Wolves in Washington state: Managing the final steps to successful recovery and post-recovery

Jul 14, 2020

In just over a decade, Washington state’s wild wolf population has grown from zero to about 145 with 15 breeding pairs in 2020. That population is very close to the level the state would consider delisting the wolf as an endangered species. Wolves are already delisted federally in the eastern third of the state.

Despite that good news, there is increasing tension among ranchers, environmentalists, and politicians. The tension stems, in part, from the fact that wolves have not spread across the state as expected and have clustered in the Northeast corner of the state. As a result, ranchers in that part of the state are being asked to share a disproportionate burden of wolf attacks on sheep and cattle. In response, the Washington State Department of Fish and Wildlife has used its authority to kill wolves involved in attacks, removing entire packs when appropriate.

In response, some in the environmental community worry that removal of problem wolves has been too aggressive, and Governor Inslee issued a letter demanding WDFW end lethal removal.

These conflicting pressures make it difficult to balance the desire to increase wolf populations to levels that allow delisting while reducing the risk number of attacks on ranchers in one part of the state. To balance these pressures, ensure the wolves reach full recovery, and protect the livelihoods of ranchers, we have released a series of policy recommendations in conjunction with the Property and Environment Research Center (PERC) in Montana.

Among the recommendations we propose:

  1. The post-recovery plan being developed by WDFW for wolf management should be based in the portion of Eastern Washington where they are federally delisted. The eastern third of Washington state has significantly exceeded the state’s recovery targets and provides a good opportunity to test policies without risking overall recovery.
  2. The state should increase payments to ranchers for livestock losses, increasing the amount to levels of other neighboring states like Idaho, Montana, and Wyoming. Currently, payments for livestock losses account for less than one percent of state spending on wolf recovery. Even using the generous standards of Wyoming, the additional cost would amount to only $50,000 a year.
  3. The state should also support increased range riding patrols to prevent wolf attacks. The state Department of Agriculture has a good range riding program in conjunction with the Northeast Washington Wolf-Cattle Collaborative that should be supported.
  4. Continue to remove problem wolves and packs in Eastern Washington. Despite recent removals, wolf populations have continued to increase annually. Most Washington state wolf packs are not involved in depredations and targeting those few with problems reduces the conflict without harming the vast majority of packs.

As with other states where wolves have already recovered to sustainable populations, management policies will continue to evolve. Using the eastern third of Washington state to model good policies would help begin that evolution.

WDFW and the Wolf Advisory Group have done an admirable job of preventing a breakdown of the current system.
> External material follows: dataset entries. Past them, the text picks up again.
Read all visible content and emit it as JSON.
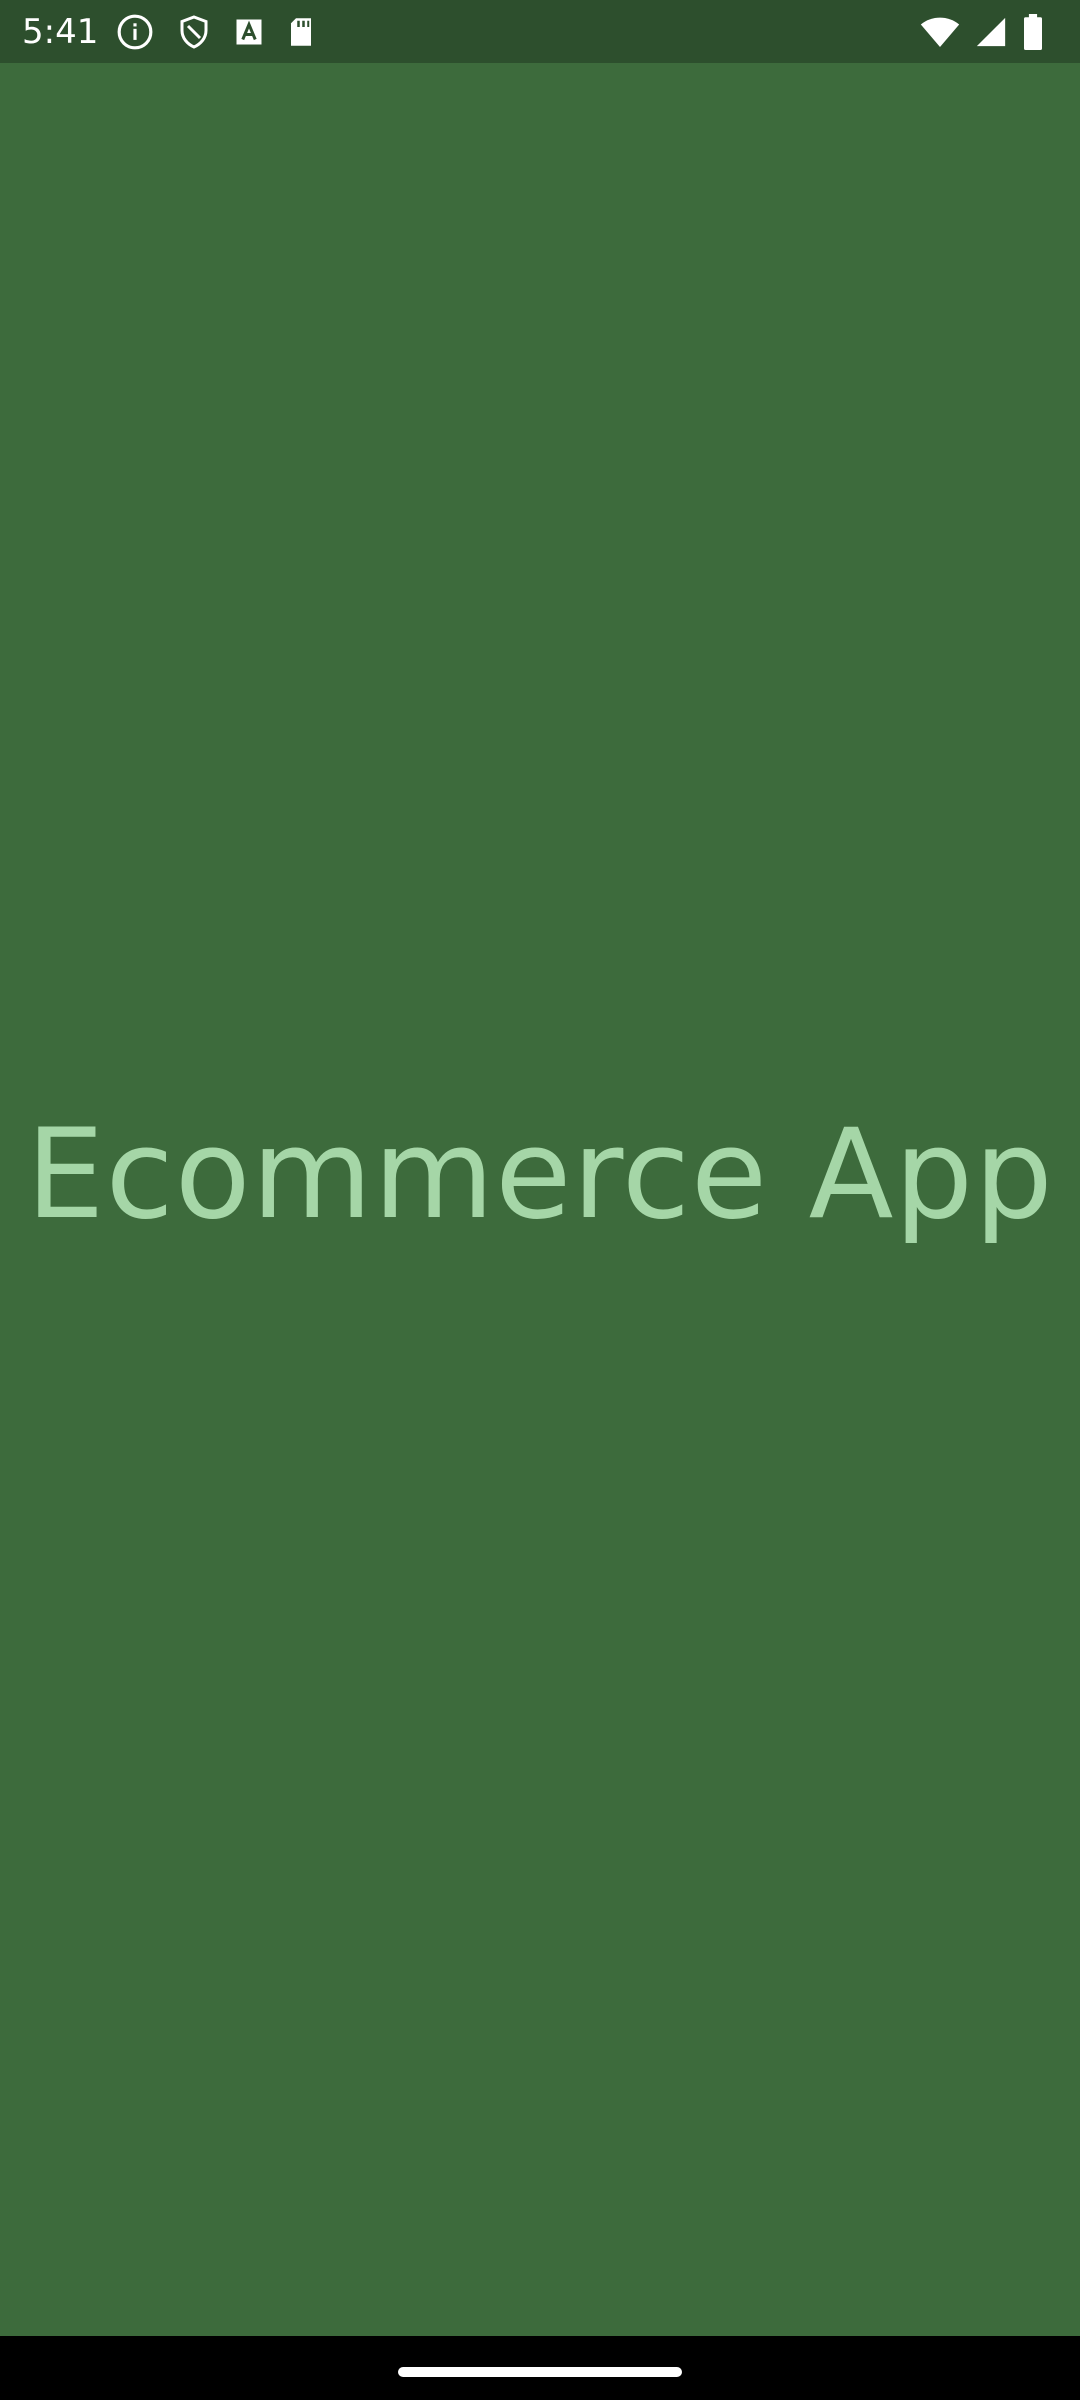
{
  "status_bar": {
    "time": "5:41",
    "left_icons": [
      "info-icon",
      "shield-icon",
      "text-a-icon",
      "sd-card-icon"
    ],
    "right_icons": [
      "wifi-icon",
      "signal-icon",
      "battery-icon"
    ]
  },
  "splash": {
    "title": "Ecommerce App"
  },
  "colors": {
    "background": "#3d6b3c",
    "status_bar": "#2d4f2d",
    "title_text": "#a5d6a7",
    "nav_bar": "#000000"
  }
}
The collaboration among conservationists, ranchers, and others – although tense at times – has been effective and the courts have deferred to WDFW and the plan the WAG helped develop and oversees.

As wolf populations increase, however, the state will need to move to the next stage of recovery to manage recovered populations. Additional resources will be needed. Other states have raised some of those funds with hunting licenses. Currently, the Colville Confederated Tribe allows hunting for its members because they feel wolf populations in the area are adequate.

You can read the entire policy note here.

If Washington can develop a policy that supports a sustainable population of wolves without imposing a heavy cost on ranchers or others who happen to live in the wrong place, it will be a tremendous victory for our economy, rural communities, and these incredible wild creatures.